Hornets can sometimes be seen adding these outer layers to the covering. They bring small pellets of thoroughly chewed paper pulp, and as they walk backward, they stretch out these pellets into strips, adding strip after strip. The pattern of these joined strips may be seen on the finished covering. The hornet’s saliva in the paper pulp serves as a glue.
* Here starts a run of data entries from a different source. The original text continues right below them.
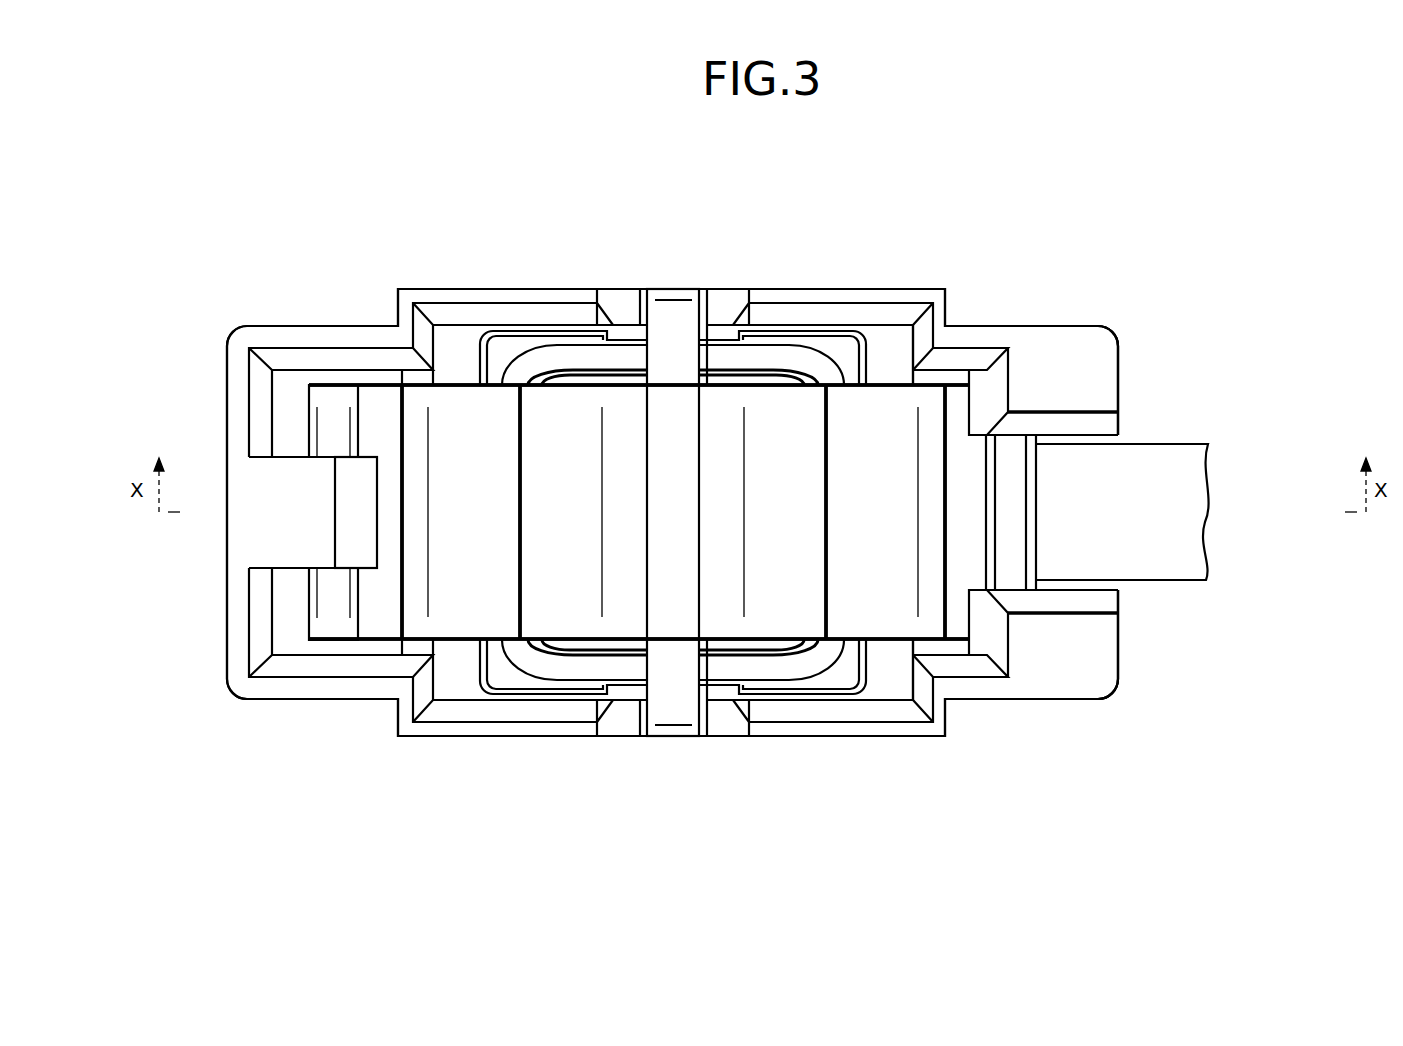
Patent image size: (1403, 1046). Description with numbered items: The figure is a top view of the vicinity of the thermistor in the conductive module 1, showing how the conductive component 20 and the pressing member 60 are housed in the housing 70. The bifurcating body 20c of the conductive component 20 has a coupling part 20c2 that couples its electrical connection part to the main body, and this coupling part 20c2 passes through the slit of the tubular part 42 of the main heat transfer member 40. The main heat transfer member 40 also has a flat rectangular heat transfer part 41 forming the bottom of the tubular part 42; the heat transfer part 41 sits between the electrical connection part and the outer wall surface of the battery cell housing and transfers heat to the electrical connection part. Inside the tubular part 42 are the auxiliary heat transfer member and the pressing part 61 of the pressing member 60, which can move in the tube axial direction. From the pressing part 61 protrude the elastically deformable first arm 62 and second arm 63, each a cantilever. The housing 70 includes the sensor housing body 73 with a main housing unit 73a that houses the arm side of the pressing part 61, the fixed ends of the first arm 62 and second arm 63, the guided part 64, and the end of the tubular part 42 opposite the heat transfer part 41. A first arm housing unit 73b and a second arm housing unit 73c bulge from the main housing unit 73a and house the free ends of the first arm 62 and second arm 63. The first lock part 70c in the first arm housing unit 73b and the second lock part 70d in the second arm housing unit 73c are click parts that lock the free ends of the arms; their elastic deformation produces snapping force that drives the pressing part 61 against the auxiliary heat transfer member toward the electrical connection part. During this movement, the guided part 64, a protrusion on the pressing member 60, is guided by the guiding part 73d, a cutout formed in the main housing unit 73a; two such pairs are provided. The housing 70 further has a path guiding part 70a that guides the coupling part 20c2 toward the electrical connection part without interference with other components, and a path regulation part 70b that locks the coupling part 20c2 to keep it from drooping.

The conductive module 1 is at (1268, 488).
The conductive component 20 is at (1147, 580).
The bifurcating body 20c is at (1147, 580).
The coupling part 20c2 is at (1162, 582).
The main heat transfer member 40 is at (673, 424).
The heat transfer part 41 is at (555, 362).
The tubular part 42 is at (620, 355).
The pressing member 60 is at (453, 370).
The pressing part 61 is at (722, 380).
The first arm 62 is at (309, 403).
The second arm 63 is at (1037, 473).
The guided part 64 is at (678, 298).
The housing 70 is at (785, 279).
The path guiding part 70a is at (920, 377).
The path regulation part 70b is at (910, 645).
The first lock part 70c is at (377, 478).
The second lock part 70d is at (968, 403).
The sensor housing body 73 is at (672, 451).
The main housing unit 73a is at (828, 302).
The first arm housing unit 73b is at (227, 403).
The second arm housing unit 73c is at (1118, 380).
The guiding part 73d is at (643, 292).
Interestingly—and amazingly—the hornet can govern the position of the fibers in its paper. When made into sheets for wall layers, the fibers form an irregular pattern, crisscrossing one another to give added strength—similar to what the Egyptians did with their strips of papyrus. But when the paper is for making the stems, or columns, that suspend the first comb to a branch or attach additional combs on the ones above, all the wood fibers are arranged in a parallel pattern. This gives greatly increased strength to hold the heavier structures in the nest. One authority comments on this: “Considerable load-bearing strength is achieved by aligning all wood fibers longitudinally—just as the tendons of muscles derive their immense toughness from the fact that all the fibers of connective tissue are aligned parallel to each other in the direction of stress.”
Incidentally, does this resemblance of hornet columns and human tendons prove an evolutionary connection? Evolutionists usually argue that resemblance proves relationship. Of course, when resemblance does not fit, they arbitrarily and conveniently dismiss it as accidental convergence. Just as humans use similar principles in widely divergent inventions, so the Creator of heaven and earth has done, and that long before man did. In actuality, by God-given instinct, the hornets consider the varying strength requirements of the different structures and arrange the wood fibers in the pulp accordingly.
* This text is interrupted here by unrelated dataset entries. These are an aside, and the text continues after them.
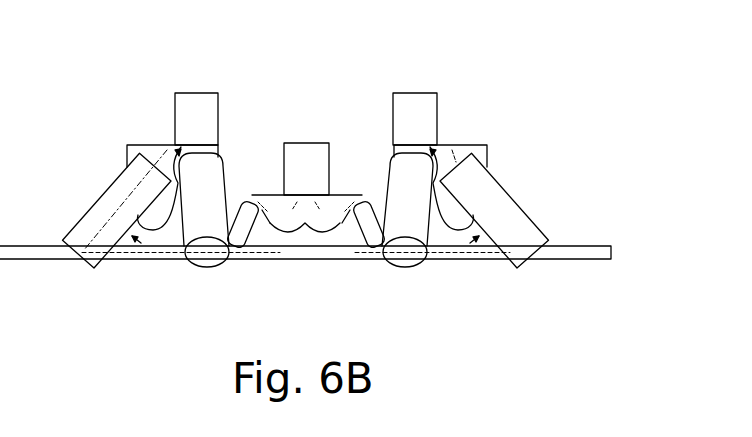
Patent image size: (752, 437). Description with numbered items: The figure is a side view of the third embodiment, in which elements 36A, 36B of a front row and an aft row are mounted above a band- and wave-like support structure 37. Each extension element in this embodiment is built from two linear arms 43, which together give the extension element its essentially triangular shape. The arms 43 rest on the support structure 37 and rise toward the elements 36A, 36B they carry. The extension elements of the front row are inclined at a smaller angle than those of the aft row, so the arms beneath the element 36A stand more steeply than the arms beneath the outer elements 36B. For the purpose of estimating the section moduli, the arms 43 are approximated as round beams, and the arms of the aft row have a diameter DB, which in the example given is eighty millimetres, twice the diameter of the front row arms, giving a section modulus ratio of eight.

The central component 36A is at (308, 150).
The outer component 36B is at (205, 97).
The support structure 37 is at (600, 259).
The linear arm 43 is at (248, 244).
The diameter of the aft-row extension element arms DB is at (516, 201).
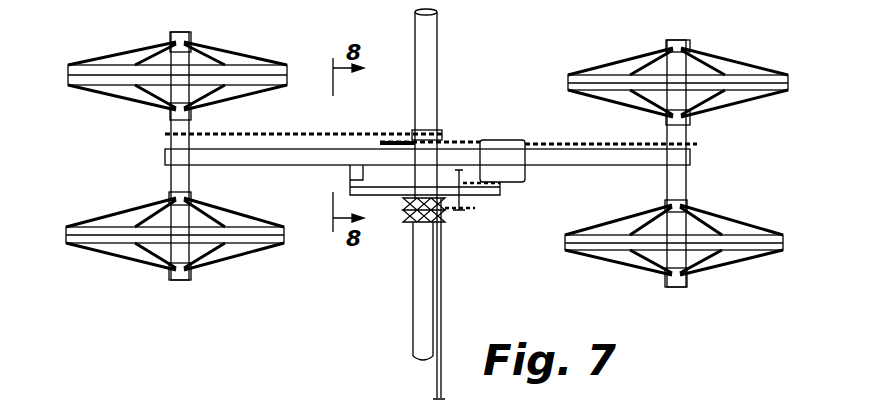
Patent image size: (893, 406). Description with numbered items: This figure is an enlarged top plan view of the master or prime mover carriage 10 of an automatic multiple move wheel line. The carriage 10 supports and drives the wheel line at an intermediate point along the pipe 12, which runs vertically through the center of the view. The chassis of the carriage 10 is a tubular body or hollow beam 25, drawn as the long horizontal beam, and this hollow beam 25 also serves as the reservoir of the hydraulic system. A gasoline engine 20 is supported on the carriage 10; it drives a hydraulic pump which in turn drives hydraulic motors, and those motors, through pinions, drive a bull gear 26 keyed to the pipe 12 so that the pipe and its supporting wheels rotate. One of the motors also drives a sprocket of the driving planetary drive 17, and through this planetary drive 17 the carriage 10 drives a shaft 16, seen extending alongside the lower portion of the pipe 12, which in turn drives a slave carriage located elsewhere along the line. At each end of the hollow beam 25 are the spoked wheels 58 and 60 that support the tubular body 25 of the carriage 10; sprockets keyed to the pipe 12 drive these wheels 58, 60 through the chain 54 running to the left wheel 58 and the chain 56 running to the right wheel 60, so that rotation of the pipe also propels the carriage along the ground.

The master or prime mover carriage 10 is at (488, 66).
The pipe 12 is at (411, 282).
The shaft 16 is at (441, 314).
The driving planetary drive 17 is at (458, 220).
The gasoline engine 20 is at (496, 142).
The tubular body or hollow beam 25 is at (594, 170).
The bull gear 26 is at (398, 147).
The chain 54 is at (262, 132).
The chain 56 is at (565, 140).
The wheel 58 is at (125, 227).
The wheel 60 is at (745, 232).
It is also by instinctive wisdom that the hornets maintain a constant temperature in their nest of 86 degrees Fahrenheit (30° C.). Maintaining a constant temperature is greatly facilitated by the many layers of paper used in the nest covering, with dead-air spaces between the layers—like the thermal windows man makes. “This outside wall,” one authority notes, “can be as effective an insulator against heat and cold as a 16-inch brick wall.”
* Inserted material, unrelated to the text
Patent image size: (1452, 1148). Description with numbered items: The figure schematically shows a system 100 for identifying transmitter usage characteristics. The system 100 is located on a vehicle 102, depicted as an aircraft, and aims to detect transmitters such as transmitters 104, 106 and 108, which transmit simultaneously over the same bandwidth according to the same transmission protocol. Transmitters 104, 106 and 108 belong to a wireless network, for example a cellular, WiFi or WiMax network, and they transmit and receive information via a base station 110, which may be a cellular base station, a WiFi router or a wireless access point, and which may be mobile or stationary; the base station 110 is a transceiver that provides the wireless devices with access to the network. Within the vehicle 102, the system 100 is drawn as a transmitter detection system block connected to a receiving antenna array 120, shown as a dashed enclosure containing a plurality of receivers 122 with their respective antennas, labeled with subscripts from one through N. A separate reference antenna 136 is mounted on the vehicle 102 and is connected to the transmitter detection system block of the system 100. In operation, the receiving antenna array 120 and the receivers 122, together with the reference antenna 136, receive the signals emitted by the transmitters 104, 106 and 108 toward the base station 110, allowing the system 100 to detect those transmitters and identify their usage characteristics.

Even so, this is not always enough. When the temperature drops below 86 degrees Fahrenheit, a special group of worker hornets rapidly work their flight muscles with wings uncoupled, like an automobile with engine running but in neutral. This muscular activity generates heat. If the nest gets too hot, the hornets bring in water to moisten the cells, and then they fan their wings to evaporate the water and thus cool the nest—as a car radiator cools the engine.
Now please, do not tell us that all this wisdom just happened to evolve by chance, without any proof that it did or how it could. These amazing papermakers are near-robots, created with this wisdom programmed into them: “They are instinctively wise.”—Proverbs 30:24.
And when it came to making paper, they preceded the Egyptians by thousands of years!